The Montevideo home was given a prairie style for its location in the state’s western prairies.
Rendering Copyright Perkins Eastman


Perkins Eastman celebrates groundbreaking of three Veteran's Homes in Minnesota 2

Preston, built on a promontory overlooking a farming community, is focused on those broad views.
Rendering Copyright Perkins Eastman


VA Senior Home in Bemidji, MN

The material selections for the Bemidji site channel a cabin in the woods. Rendering Copyright Perkins Eastman


Retiring in South Asian Style

Priya Senior Living, with locations in California, Michigan, and Texas (plus additional communities expected in the future), was built specifically to celebrate South Asian culture. Perkins Eastman is designing the communities in Rochester Hills, MI, and Richmond, TX, near Detroit and Houston respectively, with a focus on culture at various scales from program to finishes.
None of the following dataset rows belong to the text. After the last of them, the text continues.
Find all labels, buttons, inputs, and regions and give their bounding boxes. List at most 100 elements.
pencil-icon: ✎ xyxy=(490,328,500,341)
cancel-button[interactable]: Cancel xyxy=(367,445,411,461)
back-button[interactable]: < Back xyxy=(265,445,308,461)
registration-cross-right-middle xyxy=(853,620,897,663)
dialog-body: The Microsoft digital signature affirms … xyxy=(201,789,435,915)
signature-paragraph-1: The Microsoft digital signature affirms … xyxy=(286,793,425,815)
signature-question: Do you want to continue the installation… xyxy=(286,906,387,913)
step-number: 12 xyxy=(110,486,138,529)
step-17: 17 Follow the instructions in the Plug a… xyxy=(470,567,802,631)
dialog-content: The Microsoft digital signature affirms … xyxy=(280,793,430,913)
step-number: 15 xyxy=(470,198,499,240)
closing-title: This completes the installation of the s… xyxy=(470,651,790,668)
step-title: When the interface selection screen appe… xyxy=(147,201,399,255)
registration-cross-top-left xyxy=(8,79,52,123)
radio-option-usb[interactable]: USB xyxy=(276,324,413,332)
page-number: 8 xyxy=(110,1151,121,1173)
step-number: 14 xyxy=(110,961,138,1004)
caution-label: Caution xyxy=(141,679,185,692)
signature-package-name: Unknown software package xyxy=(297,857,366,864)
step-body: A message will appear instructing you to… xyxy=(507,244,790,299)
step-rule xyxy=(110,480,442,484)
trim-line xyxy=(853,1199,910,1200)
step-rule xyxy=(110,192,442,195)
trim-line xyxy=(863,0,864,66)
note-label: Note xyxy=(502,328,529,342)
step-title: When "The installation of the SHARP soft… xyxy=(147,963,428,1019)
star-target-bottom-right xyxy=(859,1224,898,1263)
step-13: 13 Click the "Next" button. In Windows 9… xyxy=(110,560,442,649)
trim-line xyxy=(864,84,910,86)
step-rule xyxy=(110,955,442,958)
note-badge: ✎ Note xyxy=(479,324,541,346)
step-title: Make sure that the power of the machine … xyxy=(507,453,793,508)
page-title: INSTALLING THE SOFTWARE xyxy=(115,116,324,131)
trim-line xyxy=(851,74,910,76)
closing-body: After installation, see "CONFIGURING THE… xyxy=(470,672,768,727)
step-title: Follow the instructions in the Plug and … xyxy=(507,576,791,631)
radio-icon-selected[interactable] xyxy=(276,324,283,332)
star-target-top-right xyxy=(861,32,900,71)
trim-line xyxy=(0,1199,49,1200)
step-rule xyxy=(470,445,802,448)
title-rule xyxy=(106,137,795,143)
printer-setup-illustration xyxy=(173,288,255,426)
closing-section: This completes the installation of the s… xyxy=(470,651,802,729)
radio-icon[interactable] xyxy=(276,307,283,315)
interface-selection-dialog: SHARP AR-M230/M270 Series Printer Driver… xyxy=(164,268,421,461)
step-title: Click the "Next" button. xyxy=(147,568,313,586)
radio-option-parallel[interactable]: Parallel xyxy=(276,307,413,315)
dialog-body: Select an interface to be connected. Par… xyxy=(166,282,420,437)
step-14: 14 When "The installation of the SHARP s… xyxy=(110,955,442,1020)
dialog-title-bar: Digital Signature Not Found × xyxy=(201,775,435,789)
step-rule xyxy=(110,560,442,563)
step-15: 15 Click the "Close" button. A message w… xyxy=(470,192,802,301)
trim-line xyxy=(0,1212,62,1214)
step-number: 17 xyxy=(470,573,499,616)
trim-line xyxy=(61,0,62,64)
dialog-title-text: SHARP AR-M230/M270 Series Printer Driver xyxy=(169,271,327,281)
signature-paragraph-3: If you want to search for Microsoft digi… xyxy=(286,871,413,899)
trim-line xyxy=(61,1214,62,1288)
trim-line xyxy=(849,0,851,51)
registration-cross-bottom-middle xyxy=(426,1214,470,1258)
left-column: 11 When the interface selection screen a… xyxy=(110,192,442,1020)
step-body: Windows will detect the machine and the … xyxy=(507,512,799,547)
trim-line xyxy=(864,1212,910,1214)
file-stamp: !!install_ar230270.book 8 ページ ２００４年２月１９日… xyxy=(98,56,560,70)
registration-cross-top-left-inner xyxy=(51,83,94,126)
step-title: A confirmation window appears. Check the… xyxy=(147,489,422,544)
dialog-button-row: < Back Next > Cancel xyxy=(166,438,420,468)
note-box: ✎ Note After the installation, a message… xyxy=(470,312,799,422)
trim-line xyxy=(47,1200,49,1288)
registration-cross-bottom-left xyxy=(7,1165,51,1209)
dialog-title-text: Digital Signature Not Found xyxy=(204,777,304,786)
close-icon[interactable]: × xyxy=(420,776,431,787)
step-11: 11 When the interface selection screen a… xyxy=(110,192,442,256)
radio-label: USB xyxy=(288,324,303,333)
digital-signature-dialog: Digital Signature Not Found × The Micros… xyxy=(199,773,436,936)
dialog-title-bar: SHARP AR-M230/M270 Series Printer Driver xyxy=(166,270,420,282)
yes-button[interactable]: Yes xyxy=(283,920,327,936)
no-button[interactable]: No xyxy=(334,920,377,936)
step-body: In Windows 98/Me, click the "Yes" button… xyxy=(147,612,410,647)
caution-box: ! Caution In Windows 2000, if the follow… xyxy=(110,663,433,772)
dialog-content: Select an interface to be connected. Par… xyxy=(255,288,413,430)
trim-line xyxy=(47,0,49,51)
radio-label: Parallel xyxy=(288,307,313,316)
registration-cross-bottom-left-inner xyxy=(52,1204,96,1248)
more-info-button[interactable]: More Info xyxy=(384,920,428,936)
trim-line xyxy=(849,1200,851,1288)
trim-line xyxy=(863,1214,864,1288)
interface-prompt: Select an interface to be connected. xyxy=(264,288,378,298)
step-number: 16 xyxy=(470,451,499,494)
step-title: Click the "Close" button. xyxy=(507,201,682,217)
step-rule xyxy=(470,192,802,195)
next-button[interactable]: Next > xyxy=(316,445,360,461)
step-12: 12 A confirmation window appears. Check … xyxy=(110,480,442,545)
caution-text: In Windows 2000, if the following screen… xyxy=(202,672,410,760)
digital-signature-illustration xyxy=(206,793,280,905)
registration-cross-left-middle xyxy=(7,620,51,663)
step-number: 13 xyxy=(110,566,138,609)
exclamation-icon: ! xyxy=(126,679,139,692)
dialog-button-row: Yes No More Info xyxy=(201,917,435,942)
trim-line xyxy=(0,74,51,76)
Programmatic elements include amenities like a chai bar and a flexible lounge to accommodate everything from parlor games and karaoke to Bollywood movie nights.  Bright paint and finish colors suffuse each building, inspired by the palettes of saris and spice markets. The concept has taken off, founder Arun Paul says. He started with a single, repurposed apartment complex in California and has since expanded locally and nationally due to high demand from seniors wishing to be a part of a community that celebrates their heritage.

A rendering of the chai bar and Masti lounge at Priya Living in Rochester Hills, MI

Bold colors characterize the interiors of Priya Living in Rochester Hills, MI, where the main level features a chai bar, left, and the Masti Lounge through an arched entry beyond—a space named after the Hindi term for playful and fun. Rendering Courtesy Priya Living

Paul and Mozaic’s Banoff both emphasized that celebrating one culture shouldn’t exclude others. It’s an invitation, rather, to enhance the identities and representations residents bring with them to each senior living community. Residents want to live in a place that allows them to “feel good because they feel included and part of the community,” says Giraldo, Perkins Eastman’s senior living practice leader. Designing with culture in mind, he adds, further helps them strengthen their connections to place, friendship, memories, and faith as they move into the next chapter of their lives.